1. Data 준비 - DataLoader
2. Model 설계 - layer 수, loss function, optimizer
3. Training
4. Validation

### DataLoader
앞서 정의한 TrainTestDataset을 이용하자! data에 가해줄 transformation을 정의하고, DataLoader를 만든다.

In [None]:
transformations= transforms.Compose([transforms.ToTensor()])
train_dat= TrainTestDataset('./data/train.csv', transformations)
test_dat= TrainTestDataset('./data/test.csv', transformations)

train_dl= DataLoader(dataset=train_dat, batch_size=128, shuffle=True, num_workers=0)
test_dl= DataLoader(dataset=test_dat, batch_size=512, shuffle=False, num_workers=0)

### Modeling
layer의 size를 정하고 model을 불러오며, loss function과 optimizer등 training에 필요한 요소들을 준비한다.

In [None]:
layer_sizes= [9559, 512, 512, 1024]
model=AutoEncoder(layer_size=layer_sizes, nl_type='selu', is_constrained=True, dp_drop_prob=0.0, last_layer_activations=False)

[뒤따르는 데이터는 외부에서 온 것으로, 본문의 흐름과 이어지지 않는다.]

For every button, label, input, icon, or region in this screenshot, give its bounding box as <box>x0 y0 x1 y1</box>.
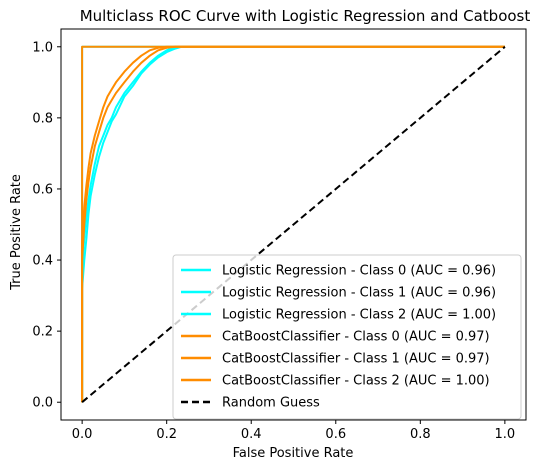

criterion= MSEloss_with_Mask()
optimizer= optim.Adam(model.parameters(), lr= 0.001)

### Training & Validaiton
DataLoader도 준비되었고, model도 정의되었으니 이제 학습과 validation을 진행 할 수 있다.

매 epoch마다 training과 validation을 반복한다. 이 과정은 딱히 특별할게 없다. batch input을 model에 통과시키고, loss를 계산하고, backward pass를 수행한 이후 optimizer의 step function을 이용해 weight을 update한다.

In [None]:
def train(model, criterion, optimizer, train_dl, test_dl, num_epochs= 40):
    liveloss= PlotLosses()
    lr2_tr_loss, lr2_val_loss= [], []
    for epoch in range(num_epochs):
        train_loss, valid_loss= [], []
        logs= {}
        prefix= ''

        model.train()
        for i, data in enumerate(train_dl, 0):
            inputs = labels= data
            inputs= inputs.float()
            labels= labels.float()

            optimizer.zero_grad()

            outputs= model(inputs)
            loss= criterion(outputs, labels)
            loss.backward()

            optimizer.step()

            # Iterative Dense Output Re-Feeding
            for iter_ in range(3):
                optimizer.zero_grad()

                outputs= model(outputs.detach())
                loss= criterion(outputs, labels)
                loss.backward()
                optimizer.step()

            train_loss.append(loss.item())
            logs[prefix+"MME loss"]= loss.item()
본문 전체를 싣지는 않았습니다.